M&S was a brand that had good solid values. It was a British institution. Nothing too exciting, but you knew what it stood for. The trouble was times were changing and people really weren’t turned on by them anymore. Over the decades they lost touch with contemporary Britain.
Then, along came new products, new direction and eventually Dirvla with the “this is not just chocolate pudding” campaign. This is where the hate started for me.
I couldn’t stand her self satisfied, smug, decidedly middle class purring. It’s irrational I know, and you’ll probably say that this is the campaign that rescued M&S. I suppose at a time when everyone felt affluent , when property prices were high, the economy was booming and everyone was spending faster than an MP on expenses both she and the marketing strategy were bang on.
Many adored her and the lush photography style that went with her. I didn’t feel like it was my M&S though and vowed never to cross there pretentious threshold again. Never, never, never!

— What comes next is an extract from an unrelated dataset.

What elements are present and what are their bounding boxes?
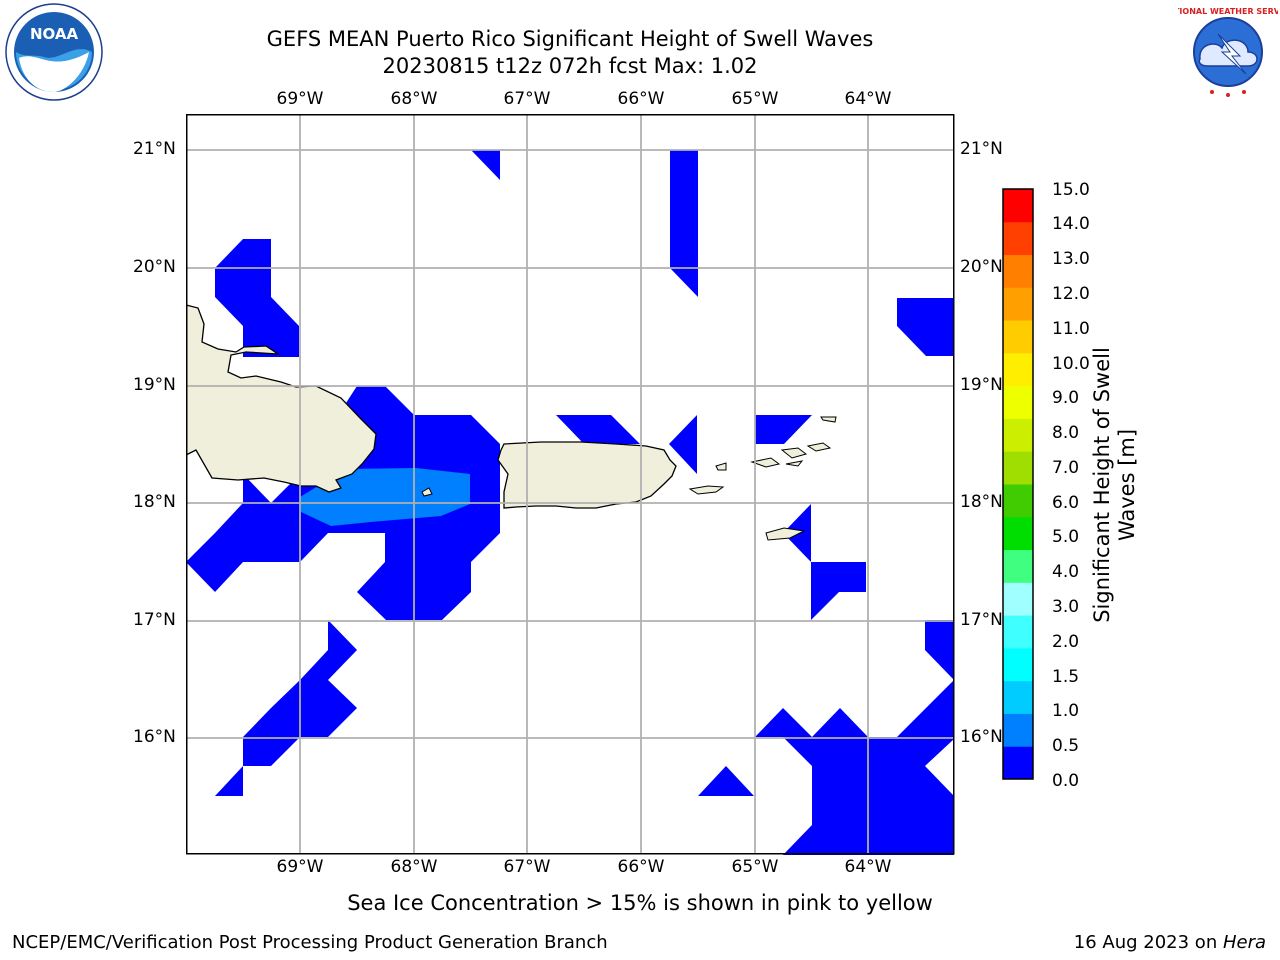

But, times change, the economy falls off a cliff and we all feel a little less wealthy and a little more vulnerable than we did.
The positive thing (for me).... Dirvla disappears back to Ballykissangel with her designer M&S travel luggage stuffed full of royalties and a few out of date chocolate eclairs to sustain her on the ferry and a shiny new campaign comes along that’s in tune with the mood of the nation.
This is where the love bit begins again.
With a more realistic ‘quality worth every penny’ message and ‘2 can eat for a tenner’ I forgot Dirvla and her “cat that got the cream” voice and tucked into some great value food and wine.
The point though is that one campaign very quickly and very strongly turned me (and others presumably) against a brand for no real, rational reason other than personal preference. It’s just an instinctive thing and there’s little you can do about it sometimes. I was adamant I wouldn’t buy at M&S again!!!
But thankfully our memories are short (especially when we’re advancing in years) and brand disloyalties even shorter lived. We react and change our perceptions and opinions quickly when a new message is presented and the goodies are too tempting to resist. Our buying habits are seldom set in stone and we’re willing to give a second chance. As consumers we’re quick to change loyalties if someone comes along with a proposition that connects with us and that really floats our boat.
Will I buy another M&S wedding suit and return it after the do again? Probably not, but never say never! After all you never know when hard times are just around the corner.